Raw glimpses of the humorist's personal life as he clambered from starving artist to household name.For years, Sedaris (Let's Explore Diabetes with Owls, 2013, etc.) has peppered his public readings with samples from his diaries, usually comic vignettes with a gently skewed view of humanity. Those are in abundance here. "Jews in concentration camps had shaved heads and tattoos," he writes after learning about a Chicago skinhead's arrest. "You'd think the anti-Semites would go for a different look." Forced to trim his toenails with poultry shears for lack of clippers, he writes, "that is exactly why you don't want people staying in your apartment when you're not there, or even when you are, really." The diaries also provide Ur-texts for some of the author's most famous stories, like his stint as a Macy's Christmas elf that led to his breakthrough radio piece, "The SantaLand Diaries," or the short-tempered, chalk-throwing French teacher in Me Talk Pretty One Day (2000). But though the mood is usually light, the book is also a more serious look into his travails as an artist and person: Sedaris is candid about his early ambitions to succeed as a writer, his imposter syndrome as a teacher, his squabbles with his never-satisfied dad and mentally ill sister, Tiffany, and his alcoholism. Even that last challenge, though, is framed as comic, or at least the stuff of non sequitur: "Today I saw a one-armed dwarf carrying a skateboard. It's been ninety days since I've had a drink." While Sedaris' career took flight during the period this book captures, success didn't change him much; it just introduced him to a broader swath of the world to observe and satirize. He can hardly believe his good luck, so he's charmed by the woman who, upon escorting him to a packed bookstore reading, exclaims, "goodness, they must be having a sale." A surprisingly poignant portrait of the artist as a young to middle-aged man. Copyright Kirkus Reviews, used with permission.
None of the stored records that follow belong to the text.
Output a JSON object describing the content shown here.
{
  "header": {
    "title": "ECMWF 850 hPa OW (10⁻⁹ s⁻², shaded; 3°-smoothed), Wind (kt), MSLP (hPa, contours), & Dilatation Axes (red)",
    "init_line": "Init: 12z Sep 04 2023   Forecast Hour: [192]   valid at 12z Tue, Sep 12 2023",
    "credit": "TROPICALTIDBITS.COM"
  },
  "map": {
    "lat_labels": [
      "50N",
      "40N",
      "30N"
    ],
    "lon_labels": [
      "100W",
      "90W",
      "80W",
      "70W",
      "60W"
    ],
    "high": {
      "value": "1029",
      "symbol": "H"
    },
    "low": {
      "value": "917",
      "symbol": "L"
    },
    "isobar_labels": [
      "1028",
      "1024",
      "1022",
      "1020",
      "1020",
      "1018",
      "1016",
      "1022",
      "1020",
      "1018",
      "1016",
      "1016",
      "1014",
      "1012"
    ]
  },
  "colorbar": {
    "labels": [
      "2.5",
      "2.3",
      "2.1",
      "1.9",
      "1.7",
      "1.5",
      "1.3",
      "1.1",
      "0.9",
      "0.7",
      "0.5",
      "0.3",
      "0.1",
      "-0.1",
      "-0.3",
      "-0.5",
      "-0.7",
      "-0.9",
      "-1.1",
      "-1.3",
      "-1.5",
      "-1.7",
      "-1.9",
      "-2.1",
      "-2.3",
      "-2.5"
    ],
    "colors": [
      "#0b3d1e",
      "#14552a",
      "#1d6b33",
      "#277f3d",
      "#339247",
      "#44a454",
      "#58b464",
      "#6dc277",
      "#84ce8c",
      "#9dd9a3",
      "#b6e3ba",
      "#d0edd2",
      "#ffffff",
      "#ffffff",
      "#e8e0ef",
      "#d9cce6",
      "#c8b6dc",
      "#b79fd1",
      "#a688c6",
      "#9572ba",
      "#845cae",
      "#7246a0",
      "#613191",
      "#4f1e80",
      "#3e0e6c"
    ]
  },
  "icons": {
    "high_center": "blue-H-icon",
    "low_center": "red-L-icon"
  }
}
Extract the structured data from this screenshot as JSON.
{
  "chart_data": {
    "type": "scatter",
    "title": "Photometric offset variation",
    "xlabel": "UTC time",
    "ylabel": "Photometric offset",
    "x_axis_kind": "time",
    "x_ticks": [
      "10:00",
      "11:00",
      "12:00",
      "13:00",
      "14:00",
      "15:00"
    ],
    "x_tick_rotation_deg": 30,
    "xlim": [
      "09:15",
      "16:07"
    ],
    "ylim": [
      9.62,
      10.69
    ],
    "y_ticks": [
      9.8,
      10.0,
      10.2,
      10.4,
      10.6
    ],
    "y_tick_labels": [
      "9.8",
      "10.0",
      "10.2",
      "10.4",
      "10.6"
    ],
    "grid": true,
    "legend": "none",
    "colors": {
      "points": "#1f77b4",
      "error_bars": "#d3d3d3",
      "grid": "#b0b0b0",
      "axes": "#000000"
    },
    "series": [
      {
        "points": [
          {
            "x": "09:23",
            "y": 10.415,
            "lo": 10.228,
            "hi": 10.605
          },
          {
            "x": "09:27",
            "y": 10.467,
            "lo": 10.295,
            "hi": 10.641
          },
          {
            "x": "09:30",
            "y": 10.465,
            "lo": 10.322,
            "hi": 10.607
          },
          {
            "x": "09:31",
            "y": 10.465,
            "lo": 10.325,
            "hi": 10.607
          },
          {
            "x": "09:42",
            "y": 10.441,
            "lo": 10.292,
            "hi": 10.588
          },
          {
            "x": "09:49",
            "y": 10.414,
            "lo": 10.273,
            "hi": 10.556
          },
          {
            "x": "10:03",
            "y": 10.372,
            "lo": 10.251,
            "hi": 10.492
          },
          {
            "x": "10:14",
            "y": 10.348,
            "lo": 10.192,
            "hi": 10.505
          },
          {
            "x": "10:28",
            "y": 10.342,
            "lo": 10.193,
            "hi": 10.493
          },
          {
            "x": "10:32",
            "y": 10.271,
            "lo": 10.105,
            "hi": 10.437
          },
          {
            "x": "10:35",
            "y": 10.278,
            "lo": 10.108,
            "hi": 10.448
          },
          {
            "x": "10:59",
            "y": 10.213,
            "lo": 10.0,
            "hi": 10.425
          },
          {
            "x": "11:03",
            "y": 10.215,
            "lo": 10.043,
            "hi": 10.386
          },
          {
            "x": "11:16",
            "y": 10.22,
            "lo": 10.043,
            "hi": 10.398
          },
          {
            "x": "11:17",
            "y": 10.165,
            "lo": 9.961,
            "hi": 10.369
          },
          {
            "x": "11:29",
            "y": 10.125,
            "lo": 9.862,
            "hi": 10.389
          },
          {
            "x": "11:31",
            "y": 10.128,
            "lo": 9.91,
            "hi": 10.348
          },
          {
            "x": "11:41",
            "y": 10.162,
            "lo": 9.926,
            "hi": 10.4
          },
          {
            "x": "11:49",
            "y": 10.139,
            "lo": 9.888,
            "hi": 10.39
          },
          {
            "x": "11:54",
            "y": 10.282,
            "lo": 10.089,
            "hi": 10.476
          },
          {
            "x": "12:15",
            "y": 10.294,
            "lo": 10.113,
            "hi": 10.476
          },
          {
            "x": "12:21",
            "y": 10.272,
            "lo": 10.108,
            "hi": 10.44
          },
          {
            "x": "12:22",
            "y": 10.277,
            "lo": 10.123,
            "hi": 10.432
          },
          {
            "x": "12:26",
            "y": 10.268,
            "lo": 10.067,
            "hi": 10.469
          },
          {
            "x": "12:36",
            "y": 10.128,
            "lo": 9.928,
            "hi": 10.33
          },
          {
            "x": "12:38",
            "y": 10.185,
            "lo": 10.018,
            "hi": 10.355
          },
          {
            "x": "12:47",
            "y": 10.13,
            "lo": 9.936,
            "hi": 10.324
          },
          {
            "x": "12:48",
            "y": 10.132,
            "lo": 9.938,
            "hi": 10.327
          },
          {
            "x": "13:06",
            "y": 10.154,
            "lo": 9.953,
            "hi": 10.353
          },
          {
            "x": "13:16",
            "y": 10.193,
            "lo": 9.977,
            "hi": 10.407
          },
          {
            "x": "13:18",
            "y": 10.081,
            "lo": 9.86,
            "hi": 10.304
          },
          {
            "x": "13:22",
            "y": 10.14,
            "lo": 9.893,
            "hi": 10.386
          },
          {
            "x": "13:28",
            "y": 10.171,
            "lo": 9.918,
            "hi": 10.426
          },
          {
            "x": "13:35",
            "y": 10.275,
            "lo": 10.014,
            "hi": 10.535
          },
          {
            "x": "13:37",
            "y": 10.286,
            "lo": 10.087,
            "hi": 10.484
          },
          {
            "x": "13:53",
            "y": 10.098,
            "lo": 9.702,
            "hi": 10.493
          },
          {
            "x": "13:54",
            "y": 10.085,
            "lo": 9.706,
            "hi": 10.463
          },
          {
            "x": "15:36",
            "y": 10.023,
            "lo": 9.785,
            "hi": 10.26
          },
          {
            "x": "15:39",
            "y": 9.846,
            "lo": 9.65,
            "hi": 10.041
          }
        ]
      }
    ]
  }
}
Author notes provided by Syndetics

David Sedaris was born in Binghamton, New York on December 26, 1956, but he grew up in Raleigh, North Carolina. Much of Sedaris' humor is autobiographical and self-deprecating, and it often concerns his family life, his middle class upbringing in the suburbs of North Carolina. He graduated from the Art Institute of Chicago in 1987. He is a popular radio commentator, essayist, and short story writer. He held many part-time and odd jobs before getting a job reading excerpts from his diaries on National Public Radio in 1992.

His first collection of essays and short stories, Barrel Fever, was published in 1994. His other works include Naked, Holidays on Ice, Dress Your Family in Corduroy and Denim, When You Are Engulfed in Flames, Squirrel Seeks Chipmunk: A Modest Bestiary, Theft by Finding: Diaries (1977-2002), and Calypso. Me Talk Pretty One Day won the Thurber Prize for American Humor in 2001. He has also written several plays with his sister Amy Sedaris including Stump the Host, Stitches, and The Little Frieda Mysteries. In 2014 her title, Let's Explore Diabetes with Owls, made The New York Times Best Seller List.